Mientras se dejaba caer sobre el asiento, el terrible dolor que sentía en el corazón se convirtió en un dolor general que se extendía por todo su cuerpo.


El avión tardaba una eternidad en despegar y los pasajeros empezaron a impacientarse, mientras las azafatas iban de un lado a otro intentando calmar los nervios. Pero, de repente, hubo una conmoción en la puerta y todos miraron, perplejos, a un hombre uniformado que se acercaba por el pasillo.


—Lady Chaves, acompáñeme, por favor.


Atónita, Paula se levantó del asiento sin fijarse en las miradas de curiosidad de los otros pasajeros. Su corazón latía como si fuera a estallar mientras seguía al guardia hasta la puerta del avión… donde se encontró con Pedro.


—No me lo digas, de repente te ha entrado un deseo urgente de conocer Barcelona —su voz sonaba perfectamente controlada, pero tensa como alambre de espino.


—No, más bien he sentido el urgente deseo de volver a casa para intentar salvar lo que quede de mi negocio. Claro que debería haber imaginado que no sería tan sencillo —Paula señaló al hombre que la había acompañado y que, discretamente, se había alejado unos metros—. La corrupción es como una segunda naturaleza para ti, ¿verdad? Sobornar a un oficial de aduanas para que impida el despegue de un avión debe de ser algo normal para un hombre dispuesto a acostarse con alguien mientras intenta robarle todo lo que es suyo.


Los ojos de Pedro se oscurecieron y un músculo latía en su mandíbula. Tenía la misma expresión de calma letal que había visto durante el partido de polo.


—Sólo quería ayudarte…


Una azafata apareció entonces, muy agitada.


—Debo rogarles que se den prisa —empezó a decir—. Tenemos que despegar lo antes posible.


—¿Intentando ayudarme? —repitió Paula—. ¿Cómo, quitándome la empresa? Mi contable nunca había visto una adquisición tan rápida y tan artera, pero no me sorprende. Eres tan frío como despiadado.
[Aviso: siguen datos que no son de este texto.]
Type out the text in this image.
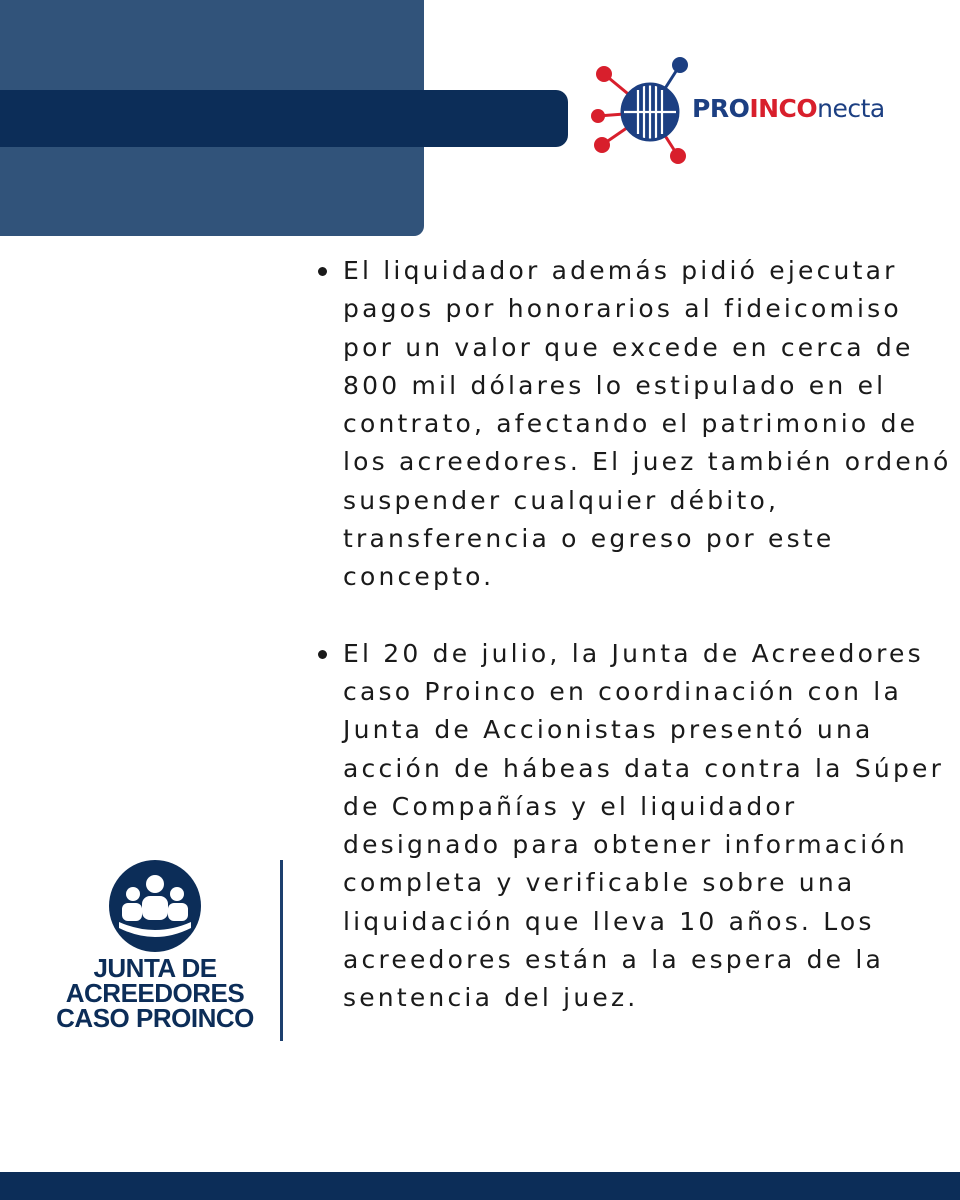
PROINCOnecta
El liquidador además pidió ejecutar pagos por honorarios al fideicomiso por un valor que excede en cerca de 800 mil dólares lo estipulado en el contrato, afectando el patrimonio de los acreedores. El juez también ordenó suspender cualquier débito, transferencia o egreso por este concepto.
El 20 de julio, la Junta de Acreedores caso Proinco en coordinación con la Junta de Accionistas presentó una acción de hábeas data contra la Súper de Compañías y el liquidador designado para obtener información completa y verificable sobre una liquidación que lleva 10 años. Los acreedores están a la espera de la sentencia del juez.
JUNTA DE
ACREEDORES
CASO PROINCO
—Me emociona que pienses tan bien de mí —dijo él, sarcástico—. Debería haber imaginado que tú sólo aceptas ayuda si luego parece que lo has hecho todo tú sola. Un error por mi parte…


—¿De qué estás hablando?


—Dijiste que habías tenido que competir con otras empresas para conseguir el encargo de los uniformes, pero no es verdad. Tu propuesta fue la única que pasó por el consejo de administración.


—¡Eso no es cierto!


El piloto apareció entonces con cara de pocos amigos.
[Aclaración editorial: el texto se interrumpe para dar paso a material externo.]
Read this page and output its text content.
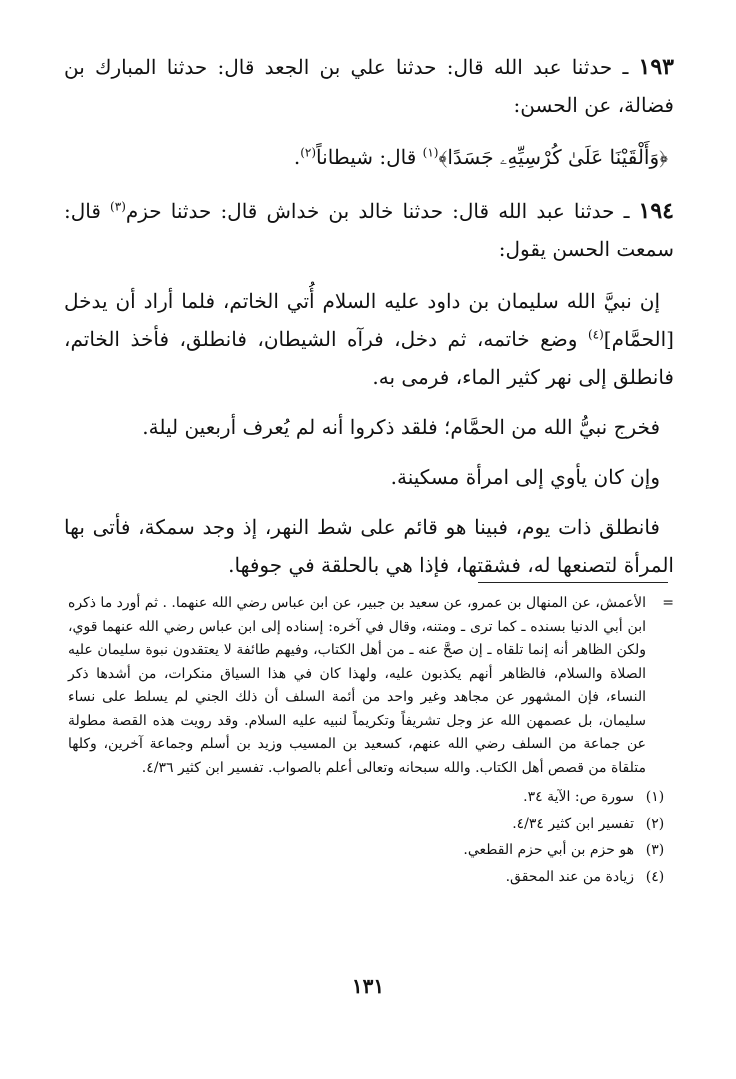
١٩٣ ـ حدثنا عبد الله قال: حدثنا علي بن الجعد قال: حدثنا المبارك بن فضالة، عن الحسن:

﴿وَأَلْقَيْنَا عَلَىٰ كُرْسِيِّهِۦ جَسَدًا﴾$^{(١)}$ قال: شيطاناً$^{(٢)}$.

١٩٤ ـ حدثنا عبد الله قال: حدثنا خالد بن خداش قال: حدثنا حزم$^{(٣)}$ قال: سمعت الحسن يقول:

إن نبيَّ الله سليمان بن داود عليه السلام أُتي الخاتم، فلما أراد أن يدخل [الحمَّام]$^{(٤)}$ وضع خاتمه، ثم دخل، فرآه الشيطان، فانطلق، فأخذ الخاتم، فانطلق إلى نهر كثير الماء، فرمى به.

فخرج نبيُّ الله من الحمَّام؛ فلقد ذكروا أنه لم يُعرف أربعين ليلة.

وإن كان يأوي إلى امرأة مسكينة.

فانطلق ذات يوم، فبينا هو قائم على شط النهر، إذ وجد سمكة، فأتى بها المرأة لتصنعها له، فشقتها، فإذا هي بالحلقة في جوفها.

=
الأعمش، عن المنهال بن عمرو، عن سعيد بن جبير، عن ابن عباس رضي الله عنهما. . ثم أورد ما ذكره ابن أبي الدنيا بسنده ـ كما ترى ـ ومتنه، وقال في آخره: إسناده إلى ابن عباس رضي الله عنهما قوي، ولكن الظاهر أنه إنما تلقاه ـ إن صحَّ عنه ـ من أهل الكتاب، وفيهم طائفة لا يعتقدون نبوة سليمان عليه الصلاة والسلام، فالظاهر أنهم يكذبون عليه، ولهذا كان في هذا السياق منكرات، من أشدها ذكر النساء، فإن المشهور عن مجاهد وغير واحد من أئمة السلف أن ذلك الجني لم يسلط على نساء سليمان، بل عصمهن الله عز وجل تشريفاً وتكريماً لنبيه عليه السلام. وقد رويت هذه القصة مطولة عن جماعة من السلف رضي الله عنهم، كسعيد بن المسيب وزيد بن أسلم وجماعة آخرين، وكلها متلقاة من قصص أهل الكتاب. والله سبحانه وتعالى أعلم بالصواب. تفسير ابن كثير ٤/٣٦.
(١)
سورة ص: الآية ٣٤.
(٢)
تفسير ابن كثير ٤/٣٤.
(٣)
هو حزم بن أبي حزم القطعي.
(٤)
زيادة من عند المحقق.
١٣١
Pedro, tengo que despegar. No puedo retrasarlo ni un minuto más.


El asintió con la cabeza, sus ojos clavados en Paula. Durante casi un minuto, se miraron el uno al otro sin decir nada. Ella sentía como si estuviera cayendo… cayendo. En alguna parte debía de haber un cabo del que podría tirar para abrir el paracaídas, pero no sabía cómo encontrarlo.


Pedro estaba lívido, con líneas de fatiga alrededor de los ojos. Y luego, con un suspiro, se dio la vuelta y bajó del avión.
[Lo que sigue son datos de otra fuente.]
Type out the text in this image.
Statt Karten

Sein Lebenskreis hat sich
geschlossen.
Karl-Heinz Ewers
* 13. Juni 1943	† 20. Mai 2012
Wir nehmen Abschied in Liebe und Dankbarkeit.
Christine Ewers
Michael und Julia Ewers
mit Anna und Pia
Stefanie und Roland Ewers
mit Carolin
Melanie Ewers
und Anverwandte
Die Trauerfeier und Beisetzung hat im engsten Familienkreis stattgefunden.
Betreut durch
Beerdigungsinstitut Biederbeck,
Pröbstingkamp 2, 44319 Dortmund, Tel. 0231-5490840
Ella se quedó sin aliento. Quería decir algo, hacer que se volviera de alguna forma, pero la azafata la tomó suavemente del brazo para llevarla de vuelta al asiento.


Los pasajeros lanzaron un grito de triunfo cuando el avión despegó cinco minutos después. Pero mientras ascendían hasta el cielo, la sensación que había experimentado antes se incrementaba. Era algo irreal, absurdo, pero Paula cerró los ojos y esperó, aterrada, el momento de estrellarse contra el suelo.